Hanna Maliar, Ukraine's deputy minister of defense, said Saturday that Ukrainian forces launched new counter-offensives in the country's east and were holding Russian forces in defensive positions in the south.
"The eastern group of troops today began an offensive in several directions simultaneously," she said on Twitter, according to a translation.
Those advances have yet to be independently confirmed.
The BBC reported that Ukraine has made advances since launching its counter-offensive on June 4, including in the days and hours before the Wagner Group's apparently brief insurrection. Ukrainian President Volodymyr Zelenskyy, however, has called the progress "slower than desired."
While Ukraine continued its efforts to retake territory, Russia was forced to defend itself from itself.
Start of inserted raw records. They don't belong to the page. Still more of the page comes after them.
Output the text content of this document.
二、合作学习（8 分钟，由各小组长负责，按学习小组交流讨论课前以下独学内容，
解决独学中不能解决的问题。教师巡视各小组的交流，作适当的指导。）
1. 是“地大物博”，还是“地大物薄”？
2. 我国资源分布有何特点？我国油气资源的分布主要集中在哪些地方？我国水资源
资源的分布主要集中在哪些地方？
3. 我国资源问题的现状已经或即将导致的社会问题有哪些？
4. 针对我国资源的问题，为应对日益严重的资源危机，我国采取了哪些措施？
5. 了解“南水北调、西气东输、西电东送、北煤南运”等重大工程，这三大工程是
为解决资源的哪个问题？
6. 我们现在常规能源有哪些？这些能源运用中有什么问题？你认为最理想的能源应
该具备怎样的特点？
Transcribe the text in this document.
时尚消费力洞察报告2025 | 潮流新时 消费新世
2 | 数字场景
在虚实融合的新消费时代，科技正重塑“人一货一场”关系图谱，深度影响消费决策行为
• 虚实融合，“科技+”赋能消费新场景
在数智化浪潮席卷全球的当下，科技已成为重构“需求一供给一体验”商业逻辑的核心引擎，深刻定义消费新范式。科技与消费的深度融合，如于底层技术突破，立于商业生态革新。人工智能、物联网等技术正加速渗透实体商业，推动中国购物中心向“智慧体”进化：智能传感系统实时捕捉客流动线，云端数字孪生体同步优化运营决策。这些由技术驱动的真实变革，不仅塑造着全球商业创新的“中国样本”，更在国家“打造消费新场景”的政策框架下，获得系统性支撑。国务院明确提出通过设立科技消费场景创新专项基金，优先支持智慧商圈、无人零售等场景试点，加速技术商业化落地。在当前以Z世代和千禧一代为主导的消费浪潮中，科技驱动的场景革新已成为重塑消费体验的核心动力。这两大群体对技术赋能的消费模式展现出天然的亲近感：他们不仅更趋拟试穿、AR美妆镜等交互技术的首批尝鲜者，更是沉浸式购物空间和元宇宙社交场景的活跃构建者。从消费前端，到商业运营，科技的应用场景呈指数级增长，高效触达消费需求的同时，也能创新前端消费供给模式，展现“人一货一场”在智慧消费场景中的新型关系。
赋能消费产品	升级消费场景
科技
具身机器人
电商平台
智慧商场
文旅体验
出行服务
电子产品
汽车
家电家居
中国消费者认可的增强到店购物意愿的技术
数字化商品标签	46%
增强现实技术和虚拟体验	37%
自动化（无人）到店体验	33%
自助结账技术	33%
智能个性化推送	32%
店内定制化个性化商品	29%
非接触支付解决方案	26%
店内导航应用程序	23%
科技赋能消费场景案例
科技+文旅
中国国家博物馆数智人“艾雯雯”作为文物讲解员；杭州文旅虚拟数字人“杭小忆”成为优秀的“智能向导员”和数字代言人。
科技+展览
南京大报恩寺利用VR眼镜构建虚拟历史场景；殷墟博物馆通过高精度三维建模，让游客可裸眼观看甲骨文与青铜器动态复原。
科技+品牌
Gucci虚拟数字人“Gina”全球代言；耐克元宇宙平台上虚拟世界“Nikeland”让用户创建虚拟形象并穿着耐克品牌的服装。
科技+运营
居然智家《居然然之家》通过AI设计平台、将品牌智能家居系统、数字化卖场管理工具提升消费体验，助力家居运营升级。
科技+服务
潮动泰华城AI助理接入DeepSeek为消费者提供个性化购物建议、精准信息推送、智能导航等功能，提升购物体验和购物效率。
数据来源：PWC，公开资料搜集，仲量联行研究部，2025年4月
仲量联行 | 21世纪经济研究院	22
Before the Wagner Group fighters turned back, Russian security officials were gearing up to defend Moscow. The capital's mayor said the city was imposing anti-terrorism measures and ordered residents to stay home from work on Monday.
Prigozhin called his advance on Moscow a "march for justice," claiming without evidence that Russian Defense Minister Sergei Shoigu had ordered an air strike on Wagner forces in Ukraine on Friday. Tensions between the Wagner boss and Russia's top military leaders had been simmering for months.
Amid the chaos in Russia, the chair of the Senate Intelligence Committee, Sen. Mark Warner of Virginia, and the vice-chair, Sen. Marco Rubio of Florida, said Saturday they were monitoring "what appears to be a significant internal conflict among Russian forces," CBS reports.